SendMyCall wants to tell you this week about GDPR, a major new law that goes on the books next month. This new law could affect you. In fact, it probably will.
GDPR stands for General Data Protection Regulation. It isn’t an American law. GDPR is a law of the European Union. It takes effect on May 18.
It can apply to you if you do business from a location anywhere within the EU or if you have customers who are EU citizens. In those circumstances, you must obey this law or you can be fined 4 percent of your annual revenues or approximately $25 million, whichever amount causes you the most pain.
Why You May be Subject to GDPR
We bring GDPR to your attention because the toll-free virtual phone numbers you obtain from SendMyCall to let customers reach out to you without charge from around the world could be bringing you incoming calls from Europe.
Or it might just be that you’re using SendMyCall toll-free virtual phone numbers to attract customers from the U.S. and elsewhere, but you’re based within the EU.
If you’re as a result subject to GDPR, you need to prepare now to take steps to comply with the new law.
GDPR is mainly concerned with customer data you store on your Smartphone or laptop or desktop computer—data you possibly acquired from the cookies your website planted within a visiting EU citizen’s computer or mobile device.

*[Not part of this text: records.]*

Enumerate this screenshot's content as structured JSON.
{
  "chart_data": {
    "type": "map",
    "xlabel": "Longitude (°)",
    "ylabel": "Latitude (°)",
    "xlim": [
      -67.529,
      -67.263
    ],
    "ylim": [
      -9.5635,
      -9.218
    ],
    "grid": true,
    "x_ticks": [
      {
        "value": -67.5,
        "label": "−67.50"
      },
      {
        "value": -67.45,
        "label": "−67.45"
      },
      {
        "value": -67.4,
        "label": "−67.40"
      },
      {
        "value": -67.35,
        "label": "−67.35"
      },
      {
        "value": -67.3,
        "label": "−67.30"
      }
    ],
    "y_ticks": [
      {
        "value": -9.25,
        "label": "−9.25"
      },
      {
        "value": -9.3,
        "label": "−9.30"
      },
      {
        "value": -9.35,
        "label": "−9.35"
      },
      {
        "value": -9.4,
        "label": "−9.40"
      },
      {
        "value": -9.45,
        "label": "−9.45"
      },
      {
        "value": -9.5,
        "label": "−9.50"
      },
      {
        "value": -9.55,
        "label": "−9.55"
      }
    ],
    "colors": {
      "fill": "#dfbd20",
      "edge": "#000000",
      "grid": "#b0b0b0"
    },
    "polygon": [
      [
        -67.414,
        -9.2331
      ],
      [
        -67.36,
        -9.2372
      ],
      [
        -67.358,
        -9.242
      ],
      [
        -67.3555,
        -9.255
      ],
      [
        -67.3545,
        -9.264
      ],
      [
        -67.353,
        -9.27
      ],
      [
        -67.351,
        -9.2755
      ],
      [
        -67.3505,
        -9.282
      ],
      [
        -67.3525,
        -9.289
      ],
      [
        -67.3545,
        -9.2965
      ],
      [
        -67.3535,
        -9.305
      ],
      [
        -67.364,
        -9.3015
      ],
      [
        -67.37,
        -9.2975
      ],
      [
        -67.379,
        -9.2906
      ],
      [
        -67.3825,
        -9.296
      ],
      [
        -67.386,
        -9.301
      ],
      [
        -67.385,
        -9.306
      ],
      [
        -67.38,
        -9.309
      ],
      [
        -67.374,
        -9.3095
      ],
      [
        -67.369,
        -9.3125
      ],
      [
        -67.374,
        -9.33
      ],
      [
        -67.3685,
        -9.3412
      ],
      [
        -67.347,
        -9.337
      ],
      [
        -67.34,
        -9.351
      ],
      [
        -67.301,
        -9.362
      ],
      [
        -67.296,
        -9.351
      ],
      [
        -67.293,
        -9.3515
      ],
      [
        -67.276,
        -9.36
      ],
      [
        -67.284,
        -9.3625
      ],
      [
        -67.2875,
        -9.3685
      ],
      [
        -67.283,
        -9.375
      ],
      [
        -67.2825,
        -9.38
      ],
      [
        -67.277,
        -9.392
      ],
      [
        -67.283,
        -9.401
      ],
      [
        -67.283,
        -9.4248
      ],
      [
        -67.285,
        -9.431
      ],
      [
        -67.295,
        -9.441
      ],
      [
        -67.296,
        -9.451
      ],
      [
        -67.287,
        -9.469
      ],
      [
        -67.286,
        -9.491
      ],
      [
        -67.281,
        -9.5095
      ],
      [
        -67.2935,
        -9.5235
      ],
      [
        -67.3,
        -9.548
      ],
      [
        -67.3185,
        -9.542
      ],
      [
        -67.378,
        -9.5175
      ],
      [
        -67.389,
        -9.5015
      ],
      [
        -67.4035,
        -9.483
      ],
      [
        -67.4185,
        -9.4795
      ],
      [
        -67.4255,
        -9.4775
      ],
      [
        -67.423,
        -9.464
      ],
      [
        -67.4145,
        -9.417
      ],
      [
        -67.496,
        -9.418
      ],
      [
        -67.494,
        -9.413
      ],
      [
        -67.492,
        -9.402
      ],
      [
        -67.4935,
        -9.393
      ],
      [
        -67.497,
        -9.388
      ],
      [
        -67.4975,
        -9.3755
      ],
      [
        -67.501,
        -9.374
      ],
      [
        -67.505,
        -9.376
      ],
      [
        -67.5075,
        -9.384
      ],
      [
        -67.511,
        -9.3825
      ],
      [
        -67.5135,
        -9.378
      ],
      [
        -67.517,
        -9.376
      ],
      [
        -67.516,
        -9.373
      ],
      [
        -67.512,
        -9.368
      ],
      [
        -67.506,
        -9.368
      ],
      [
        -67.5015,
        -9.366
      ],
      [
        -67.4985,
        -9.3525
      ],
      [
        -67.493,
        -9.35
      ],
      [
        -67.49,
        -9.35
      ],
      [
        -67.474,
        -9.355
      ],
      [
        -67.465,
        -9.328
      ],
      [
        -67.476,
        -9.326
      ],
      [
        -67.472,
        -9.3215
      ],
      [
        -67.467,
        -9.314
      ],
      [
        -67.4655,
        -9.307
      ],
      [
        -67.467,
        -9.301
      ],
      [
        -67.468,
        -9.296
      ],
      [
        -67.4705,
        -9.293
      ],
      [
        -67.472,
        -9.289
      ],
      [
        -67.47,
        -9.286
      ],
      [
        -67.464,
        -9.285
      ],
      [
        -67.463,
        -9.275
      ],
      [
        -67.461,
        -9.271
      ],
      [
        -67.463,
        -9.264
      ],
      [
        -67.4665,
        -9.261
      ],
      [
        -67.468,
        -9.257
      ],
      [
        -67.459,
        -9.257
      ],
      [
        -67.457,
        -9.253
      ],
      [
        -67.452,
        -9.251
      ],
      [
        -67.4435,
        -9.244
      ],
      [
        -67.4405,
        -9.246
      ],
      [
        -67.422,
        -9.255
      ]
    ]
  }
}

Another way you could have come into possession of data covered under GDPR is if the EU citizen filled out an online form you posted. Still another way: he or she sent you an email with his or her personal details in it. Also: you entered the customer’s data into your systems during or after a sales call initiated when he or she dialed you on your SendMyCall toll-free virtual phone number.
Safeguard Collected Data
GDPR requires you to take serious measures to safeguard your customers' data. We’re not able to recommend specific policies, procedures, and mechanisms for accomplishing that. But we can recommend at least one helpful resource.
New York City-based data-and-analytics consulting firm Knowledgent has a GDPR whitepaper that will explain many of the ins and outs of this sweeping new law. The title is "The Essential Guide to GDPR" and you can request it here.
Want a sneak preview of what you’ll see in that whitepaper and other GDPR tip-sheets? Well, for starters, GDPR demands you keep good records so that you can show inquirers where the data came from and who besides yourself has looked at it.
GDPR Imposes Limits
GDPR limits what you can do with data you harvest. Above all, you must use it for the exact purpose you said you were going to use it for. Also, you can only collect data you legitimately need.
If an EU citizen says to you, “Hey, let me see the data you’ve got on me,” you have to comply. If that same citizen then says, “Hey, a bunch of this data is wrong and I want it removed,” you again must comply.
You have to tell people that you want to collect data on them before you start capturing anything. As well, you must get from them a clear, no-mistake-about-it OK in order to legally acquire any such info.
Don’t fool yourself into thinking GDPR is no big deal; that you can take your chances and not worry about the law. The odds of you getting away with GDPR violations are slim. Because, in addition to having to dodge EU law enforcers, you’ll also have to hide from EU citizens—the law lets them haul you into court and initiate proceedings against you on their own.
And haul you in they will. Pegasystems—a Cambridge, Massachusetts, maker of cloud software—polled 7,000 EU consumers and discovered that 82 percent of them won’t hesitate to bring you to justice under GDPR.
For these and other reasons, we urge you to get up to speed on GDPR. And obey it. It’s the law.